Cashplus, “one of the U.K.’s oldest fintech companies, has become a fully licensed bank as it looks to speed up growth and position itself as a more sustainable and profitable competitor to rivals such as Tide and Monzo. Cashplus previously operated under an e-money license, which meant it could not lend out customer deposits and had to rely on expensive funding from other financial institutions.”

“The move highlights rising competition in the small business banking market, as growing numbers of companies have shifted their focus away from less profitable retail customers.
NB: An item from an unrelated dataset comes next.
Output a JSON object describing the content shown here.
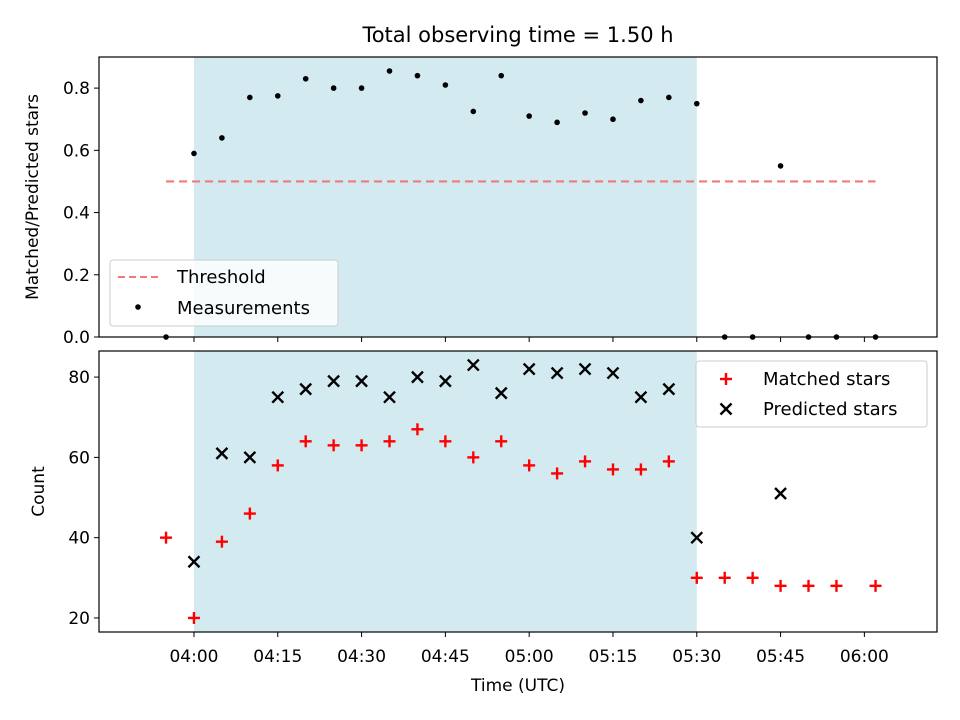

Digital banks Monzo, Starling and Revolut have put increasing focus on business customers after initially targeting consumers, while specialist competitors such as Tide have also been growing aggressively.”

Feeding bitcoin

The continuing rally in bitcoin, which “kicked off February at just above $36,000, about $5,000 beneath the all-time peak it hit last month,” is being fed by “a deluge of central bank stimulus, which has inflated the price of assets globally and triggered a frantic hunt for returns.”

“The amount of liquidity that has been injected in the system has found its way into a lot of different assets, including alternatives such as bitcoin,” said Francesca Fornasari, a fund manager at Insight Investment.

Washington Post

Slippery slope

“Eager to win over online shoppers, retailers are turning to a growing number of buy-now, pay-later services that put a new twist on layaway: Get your purchase now, and pay it off in installments. Dozens of national chains now allow shoppers to pay for everyday purchases in biweekly increments with the help of such programs as Affirm, Afterpay and Klarna.”

“But consumer protection experts warn that such services are often unregulated and a potential slippery slope for those who make impulse buys. The explosive growth of such services — as much as 200% during the coronavirus pandemic — coincides with two key trends of the public health and economic crises: The shift to online shopping and a growing distrust of credit cards, particularly among younger shoppers.”


“It’s a perfect storm of the pandemic, plus online shopping and people being more debt-averse. But the concern, as with any sort of debt, is that you’ve got to pay it back. There’s a risk of overextending yourself.” — Ted Rossman, an analyst at, about the hidden dangers of buy now, pay later deals.